Jason Jones of The Sacramento Bee: Jimmer Fredette made history in an unusual way. The second-year Kings guard was one of the first players involved in an application of the NBA's new anti-flopping rule. Minnesota guard J.J. Barea was warned by the league Monday about flopping after he acted his way into drawing an offensive foul against Fredette on Friday in Minnesota. Fredette was dribbling and Barea had an exaggerated reaction as if Fredette hit him in the face forcefully. "I told (the refs) in the game that I thought I didn't do too much," Fredette said concerning his foul.
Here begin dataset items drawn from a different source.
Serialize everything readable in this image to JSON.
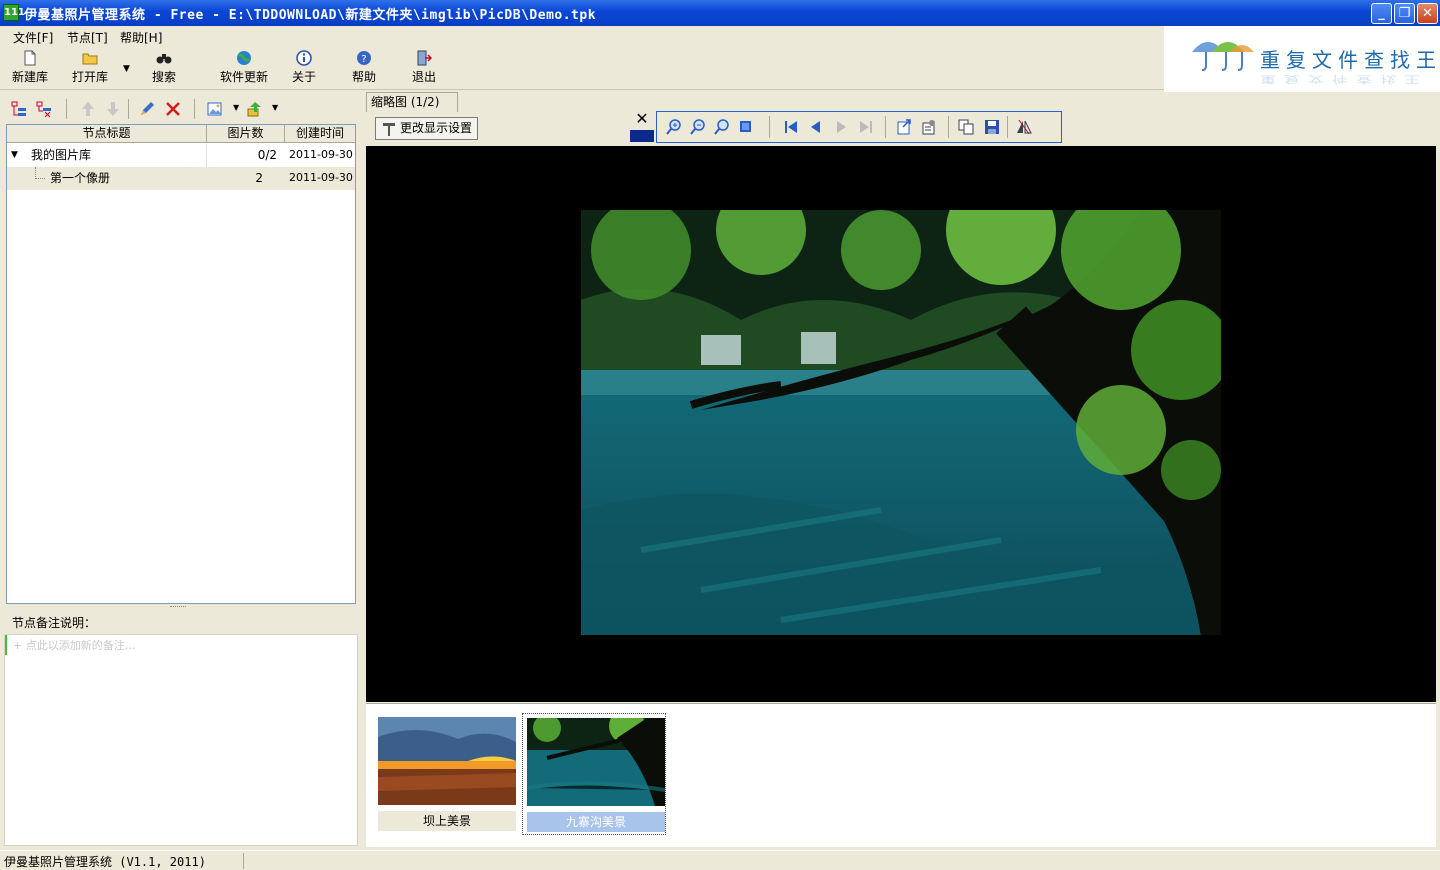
{
  "window": {
    "title": "伊曼基照片管理系统 - Free - E:\\TDDOWNLOAD\\新建文件夹\\imglib\\PicDB\\Demo.tpk",
    "icon_glyph": "111",
    "minimize": "_",
    "maximize": "❐",
    "close": "✕"
  },
  "menu": [
    "文件[F]",
    "节点[T]",
    "帮助[H]"
  ],
  "toolbar": {
    "new": "新建库",
    "open": "打开库",
    "search": "搜索",
    "update": "软件更新",
    "about": "关于",
    "help": "帮助",
    "exit": "退出"
  },
  "logo": {
    "text": "重复文件查找王",
    "reflection": "重复文件查找王"
  },
  "tree": {
    "columns": [
      "节点标题",
      "图片数",
      "创建时间"
    ],
    "rows": [
      {
        "title": "我的图片库",
        "count": "0/2",
        "date": "2011-09-30"
      },
      {
        "title": "第一个像册",
        "count": "2",
        "date": "2011-09-30"
      }
    ]
  },
  "notes": {
    "label": "节点备注说明：",
    "placeholder": "+ 点此以添加新的备注..."
  },
  "viewer": {
    "tab": "缩略图 (1/2)",
    "settings_button": "更改显示设置",
    "close_glyph": "✕"
  },
  "thumbnails": [
    {
      "caption": "坝上美景",
      "selected": false
    },
    {
      "caption": "九寨沟美景",
      "selected": true
    }
  ],
  "status": {
    "text": "伊曼基照片管理系统 (V1.1, 2011)"
  },
  "colors": {
    "titlebar": "#0a46d6",
    "selection": "#a8c4ea",
    "viewer_bg": "#000000"
  }
}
Steve Luhm of The Salt Lake Tribune: A meaningless play in the final moments of an 11-point loss has resonated with the Jazz. With 3.4 seconds left in Monday night’s 104-93 loss at Memphis, Grizzly center Marc Gasol grabbed Randy Foye around the neck, knocked him to the court and was called for a flagrant foul. With Foye on the ground, Mo Williams rushed in, pushed Gasol and earned a technical foul. After the game, Williams claimed he reacted because Gasol did not make "a basketball play," which he repeated before practice on Tuesday. … Coach Tyrone Corbin didn’t mind Williams coming to Foye’s defense. "I thought Mo did a good job," Corbin said. "... But that’s who we are. We’re a close-knit group. It was a little aggressive on Gasol’s part, so [Williams] thought he’d step in and help his teammate. That’s all it was." Corbin believes such a play can have a long-term impact on the Jazz. "Teams have to figure out what little things like that mean and how they become big things if you don’t take care of them," he explained. "That’s a staple of who you are, and I thought Mo stepping in helped us grow in that area."